Под таким заголовком в американском периодическом издании The National Interest вышла новая статья. Она довольно объемная, поэтому несколько сокращаю ее и разобью на две части. Далее текст статьи.
Российский вызов не вписывается ни в "наступательную Россию", ни в "оборонительную" философию, но запутанный набор вопросов, пронизывающих американо-российские отношения, не отражает сложностей классической проблемы.
Однако не все считают Россию агрессивно настроенной страной. Менее многочисленная и менее популярная школа рассматривает Россию при Путине как слабую и ослабевающую державу, которая ведет оборонительную борьбу против расширения НАТО на восток и усилий Вашингтона по преобразованию внутренней политики России. По словам заслуженного профессора Нью-Йоркского университета Стивена Коэна, "Путин в первую очередь реагирует". Учёный Джон Миршаймер говорит ещё более прямолинейно: “Действия России, включая аннексию Крыма и марионеточную войну на востоке Украины, "носили оборонительный, а не наступательный характер... исходя из законных интересов безопасности". Ученики этой школы не будут цитировать Джорджа Ф. Кеннана, отца американской стратегии сдерживания периода холодной войны, о вероятных последствиях расширения НАТО около двадцати лет назад: "Будет плохая реакция со стороны России, и тогда НАТО скажут, что мы всегда говорили вам, что так поступают русские, но это просто неправильно". Россия не является, по его словам, "страной, умирающей от желания напасть на Западную Европу". Россия не нацистская Германия, и Путин не сопоставим с Гитлером. Для этих аналитиков такие аналогии только производят больше эмоционального накала, чем аналитический свет, и приводят к политическим ответным мерам, которые являются опасными.

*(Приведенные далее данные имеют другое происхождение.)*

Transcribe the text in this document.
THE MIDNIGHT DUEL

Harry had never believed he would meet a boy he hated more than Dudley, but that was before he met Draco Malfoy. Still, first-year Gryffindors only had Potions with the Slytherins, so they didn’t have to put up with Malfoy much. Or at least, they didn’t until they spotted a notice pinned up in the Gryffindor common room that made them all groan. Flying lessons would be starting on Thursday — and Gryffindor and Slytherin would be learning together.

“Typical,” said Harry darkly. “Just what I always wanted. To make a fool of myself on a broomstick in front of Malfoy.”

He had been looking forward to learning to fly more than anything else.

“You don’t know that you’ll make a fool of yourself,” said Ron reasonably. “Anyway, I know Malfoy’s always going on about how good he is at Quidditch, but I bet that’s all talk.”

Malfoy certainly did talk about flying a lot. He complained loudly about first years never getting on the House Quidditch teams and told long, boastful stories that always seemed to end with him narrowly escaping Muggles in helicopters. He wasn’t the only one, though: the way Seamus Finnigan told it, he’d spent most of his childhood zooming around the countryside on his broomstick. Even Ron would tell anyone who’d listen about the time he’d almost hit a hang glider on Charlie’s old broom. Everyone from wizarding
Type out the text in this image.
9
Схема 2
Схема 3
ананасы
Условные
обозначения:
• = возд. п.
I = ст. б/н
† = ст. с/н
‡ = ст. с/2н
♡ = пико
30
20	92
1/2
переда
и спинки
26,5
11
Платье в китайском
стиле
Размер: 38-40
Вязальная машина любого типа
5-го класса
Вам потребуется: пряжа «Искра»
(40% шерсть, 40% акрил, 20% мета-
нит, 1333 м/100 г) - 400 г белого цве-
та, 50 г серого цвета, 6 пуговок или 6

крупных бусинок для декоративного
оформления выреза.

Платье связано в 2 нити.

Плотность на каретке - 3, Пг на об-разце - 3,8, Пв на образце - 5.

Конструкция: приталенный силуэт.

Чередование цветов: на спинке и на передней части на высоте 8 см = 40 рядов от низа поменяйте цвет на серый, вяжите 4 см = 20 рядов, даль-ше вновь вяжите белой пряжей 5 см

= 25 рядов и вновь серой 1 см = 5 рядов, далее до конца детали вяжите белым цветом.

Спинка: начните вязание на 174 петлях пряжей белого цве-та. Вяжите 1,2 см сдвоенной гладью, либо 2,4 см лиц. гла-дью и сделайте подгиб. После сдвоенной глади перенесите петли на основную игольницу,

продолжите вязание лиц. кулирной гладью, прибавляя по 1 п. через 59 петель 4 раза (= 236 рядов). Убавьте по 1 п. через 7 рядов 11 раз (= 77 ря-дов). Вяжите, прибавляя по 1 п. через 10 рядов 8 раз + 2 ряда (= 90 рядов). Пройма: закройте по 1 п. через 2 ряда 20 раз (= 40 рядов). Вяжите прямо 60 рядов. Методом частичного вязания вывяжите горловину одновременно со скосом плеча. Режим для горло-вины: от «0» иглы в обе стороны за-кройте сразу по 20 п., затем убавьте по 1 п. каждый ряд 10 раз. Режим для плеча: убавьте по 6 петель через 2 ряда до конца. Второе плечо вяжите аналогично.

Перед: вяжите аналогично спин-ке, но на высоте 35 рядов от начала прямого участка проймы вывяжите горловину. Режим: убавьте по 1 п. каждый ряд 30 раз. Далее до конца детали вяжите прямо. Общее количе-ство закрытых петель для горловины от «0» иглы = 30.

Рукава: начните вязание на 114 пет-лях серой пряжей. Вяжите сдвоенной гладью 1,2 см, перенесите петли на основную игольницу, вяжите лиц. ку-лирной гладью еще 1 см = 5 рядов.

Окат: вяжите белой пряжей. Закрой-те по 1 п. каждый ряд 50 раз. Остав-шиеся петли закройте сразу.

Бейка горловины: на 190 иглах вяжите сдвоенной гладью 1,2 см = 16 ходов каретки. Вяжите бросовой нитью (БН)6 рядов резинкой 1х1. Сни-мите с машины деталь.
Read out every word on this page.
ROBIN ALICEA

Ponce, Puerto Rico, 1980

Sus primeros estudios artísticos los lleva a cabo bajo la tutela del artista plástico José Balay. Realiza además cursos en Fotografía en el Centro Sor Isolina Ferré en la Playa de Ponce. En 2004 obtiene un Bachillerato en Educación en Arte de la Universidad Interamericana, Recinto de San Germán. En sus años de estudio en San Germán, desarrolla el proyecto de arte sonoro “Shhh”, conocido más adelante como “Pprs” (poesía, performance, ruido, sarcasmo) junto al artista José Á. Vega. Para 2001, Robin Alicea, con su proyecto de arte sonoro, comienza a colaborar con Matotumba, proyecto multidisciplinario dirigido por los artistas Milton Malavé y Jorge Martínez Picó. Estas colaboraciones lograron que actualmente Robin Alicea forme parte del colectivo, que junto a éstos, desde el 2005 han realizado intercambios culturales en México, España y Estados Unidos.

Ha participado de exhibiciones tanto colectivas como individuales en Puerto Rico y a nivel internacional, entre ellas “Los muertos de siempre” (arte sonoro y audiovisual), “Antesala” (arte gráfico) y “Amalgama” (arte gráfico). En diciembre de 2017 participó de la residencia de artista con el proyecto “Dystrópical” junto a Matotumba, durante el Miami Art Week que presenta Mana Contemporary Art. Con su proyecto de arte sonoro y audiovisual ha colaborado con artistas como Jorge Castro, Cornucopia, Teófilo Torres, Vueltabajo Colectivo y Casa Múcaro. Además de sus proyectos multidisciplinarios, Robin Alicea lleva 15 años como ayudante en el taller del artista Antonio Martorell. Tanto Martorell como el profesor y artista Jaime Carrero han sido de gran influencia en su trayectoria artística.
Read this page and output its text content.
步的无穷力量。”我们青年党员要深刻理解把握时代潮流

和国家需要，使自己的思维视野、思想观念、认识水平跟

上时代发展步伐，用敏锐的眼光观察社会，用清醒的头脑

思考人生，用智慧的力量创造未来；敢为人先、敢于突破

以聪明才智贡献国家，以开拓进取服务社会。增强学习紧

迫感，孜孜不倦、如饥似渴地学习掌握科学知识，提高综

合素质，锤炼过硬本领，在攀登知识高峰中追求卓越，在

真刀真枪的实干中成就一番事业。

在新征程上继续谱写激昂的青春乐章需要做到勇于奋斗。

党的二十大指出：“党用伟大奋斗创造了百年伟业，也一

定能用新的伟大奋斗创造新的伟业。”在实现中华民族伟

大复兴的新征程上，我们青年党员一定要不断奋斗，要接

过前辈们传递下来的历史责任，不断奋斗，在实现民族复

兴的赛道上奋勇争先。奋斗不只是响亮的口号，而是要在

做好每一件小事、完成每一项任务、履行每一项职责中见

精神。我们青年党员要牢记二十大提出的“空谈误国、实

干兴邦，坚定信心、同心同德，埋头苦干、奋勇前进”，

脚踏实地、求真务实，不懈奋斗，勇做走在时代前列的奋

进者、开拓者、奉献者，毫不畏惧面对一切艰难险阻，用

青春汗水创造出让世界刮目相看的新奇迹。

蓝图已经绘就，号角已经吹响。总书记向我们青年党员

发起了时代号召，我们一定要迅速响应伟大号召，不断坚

Отмечается, что когда враждебные действия страны коренятся в страхе и уязвимости, непоколебимая решимость и военная готовность, столь необходимые для борьбы с угрозой гитлеровского типа, могут оказаться контрпродуктивными. Вместо того чтобы предотвращать агрессию, демонстрируя волю к ответным действиям, принудительные шаги против государства, которое уже видит в себе угрозу, могут усилить ощущение уязвимости и вызвать опасную эскалационную реакцию. Они отмечают, что Соединенные Штаты испытали это явление в бывшей советской республике Грузия в 2008 году. Будучи убежденными в том, что Россия имеет агрессивные планы в отношении своего южного соседа, вашингтонские политики ускорили американскую военную подготовку Грузии, открыто выступали за вхождение Тбилиси в НАТО и неоднократно предупреждали Москву о недопустимости военных действий, полагая, что такая твердая поддержка будет сдерживать российскую агрессию. На самом деле, это имело обратный эффект. Россия была все больше встревожена перспективой вступления Грузии в НАТО, в то время как Тбилиси почувствовал поддержку со стороны Америки в проведении военной операции в отделившемся грузинском регионе Южной Осетии, которая привела к немедленному и массовому военному реагированию России, включавшему скоординированную серию кибератак. Результатом стала легко предсказуемая война, которую Соединенные Штаты не смогли предотвратить, оставив Белому дому неприятный выбор между безрезультатным протестом против завоевания Россией отколовшихся регионов Грузии и угрозой ядерной войны в ответ на превосходство России над другими традиционными регионами.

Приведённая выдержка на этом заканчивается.